Property investors affected by change to Queensland’s land tax plan to sell or pass on costs to renters
Property investors in Queensland are facing a land tax hike which could cost them thousands of dollars more than they were paying before. The new policy also requires property investors who own land outside the state to declare that land, as well as its value, is owned by them. If this is the case, the investor will need to pay an additional land tax.
As the cost of living continues to rise, the campaign against the new land tax plan has reached fever pitch. But with a recent survey revealing that 58 per cent of landlords feel that it is a good time to invest in residential property, it is difficult to see why the government would want to impose new costs on property investors. While policymakers treat investors appallingly, many believe that they are an endless source of revenue. According to Pete Wargent, co-founder of the buyers’ agency portal BuyersBuyers, the new land tax rules will force landlords to either sell or pass on costs to renters.

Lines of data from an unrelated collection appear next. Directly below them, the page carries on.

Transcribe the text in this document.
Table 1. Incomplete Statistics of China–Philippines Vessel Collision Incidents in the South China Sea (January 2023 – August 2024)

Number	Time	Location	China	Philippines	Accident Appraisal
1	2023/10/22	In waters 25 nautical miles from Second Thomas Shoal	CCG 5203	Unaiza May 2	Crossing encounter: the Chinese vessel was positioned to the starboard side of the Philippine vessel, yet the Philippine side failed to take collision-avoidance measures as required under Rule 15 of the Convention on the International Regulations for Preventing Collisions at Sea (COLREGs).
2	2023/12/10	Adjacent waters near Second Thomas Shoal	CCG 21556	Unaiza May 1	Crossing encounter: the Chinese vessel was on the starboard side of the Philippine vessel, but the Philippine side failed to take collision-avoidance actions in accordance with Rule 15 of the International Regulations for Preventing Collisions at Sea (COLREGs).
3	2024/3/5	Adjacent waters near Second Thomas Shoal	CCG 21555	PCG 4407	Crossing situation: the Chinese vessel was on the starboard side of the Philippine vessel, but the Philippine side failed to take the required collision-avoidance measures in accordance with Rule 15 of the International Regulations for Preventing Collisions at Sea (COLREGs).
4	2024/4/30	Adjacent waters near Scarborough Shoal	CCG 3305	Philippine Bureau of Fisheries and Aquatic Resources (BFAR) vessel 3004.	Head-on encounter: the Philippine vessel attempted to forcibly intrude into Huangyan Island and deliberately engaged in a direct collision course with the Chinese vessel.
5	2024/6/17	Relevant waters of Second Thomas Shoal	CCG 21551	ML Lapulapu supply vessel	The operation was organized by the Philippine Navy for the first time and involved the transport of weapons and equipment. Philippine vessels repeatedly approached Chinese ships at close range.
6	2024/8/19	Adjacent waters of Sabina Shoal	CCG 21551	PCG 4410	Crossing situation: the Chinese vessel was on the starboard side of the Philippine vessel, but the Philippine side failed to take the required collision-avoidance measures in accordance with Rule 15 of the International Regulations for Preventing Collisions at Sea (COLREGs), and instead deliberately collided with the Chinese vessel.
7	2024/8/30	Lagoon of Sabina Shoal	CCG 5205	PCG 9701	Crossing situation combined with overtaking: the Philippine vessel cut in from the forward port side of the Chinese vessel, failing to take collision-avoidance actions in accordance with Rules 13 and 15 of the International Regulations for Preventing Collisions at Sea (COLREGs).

The proposed change will result in a drop in Queensland’s rental stock of up to 162,000 dwellings. The Queensland government is now reconsidering its plans after being criticized by other state and federal governments. However, the change has not yet been formally voted through the national cabinet. It is still expected to go through the National Council of Australian Premiers and state treasurers in the coming weeks.
Property investors affected by change to other investors plan to sell or pass on costs to small businesses
New legislation will make it more difficult for retirees to exchange properties. The change will also make it more difficult for small businesses that rent property to make an exchange. A new rule would charge capital gains tax on profits above the exemption amount of $500,000. This could make an exchange difficult for retirees and other small business owners.
Property investors hit by land tax change plan to sell or pass on costs to investors
The Queensland government has proposed a new land tax that will apply to interstate property holdings as of June 30, 2019. While the state opposition has labelled the plan “unworkable,” experts say it will help rebalance the overheated property market. If passed, the land tax will cost every investor in Queensland about $1950.
Land value taxation has been implemented in many countries, including Estonia, Denmark, Lithuania, Russia, Singapore, Taiwan, and the United States. It has also been introduced in parts of Australia, Mexico, and Pennsylvania. The taxation is a one-time charge and will not affect the rental value, deadweight loss, or quantity transacted.
The value of a parcel of land depends on its present value and the value it can produce over time. The ground rent is a measurement of this value, which is the basis for land prices. The tax will reduce the ground rent and depress land prices. In some cases, the tax will also result in less rent being charged, due to efficiency gains, or speculators selling unused land.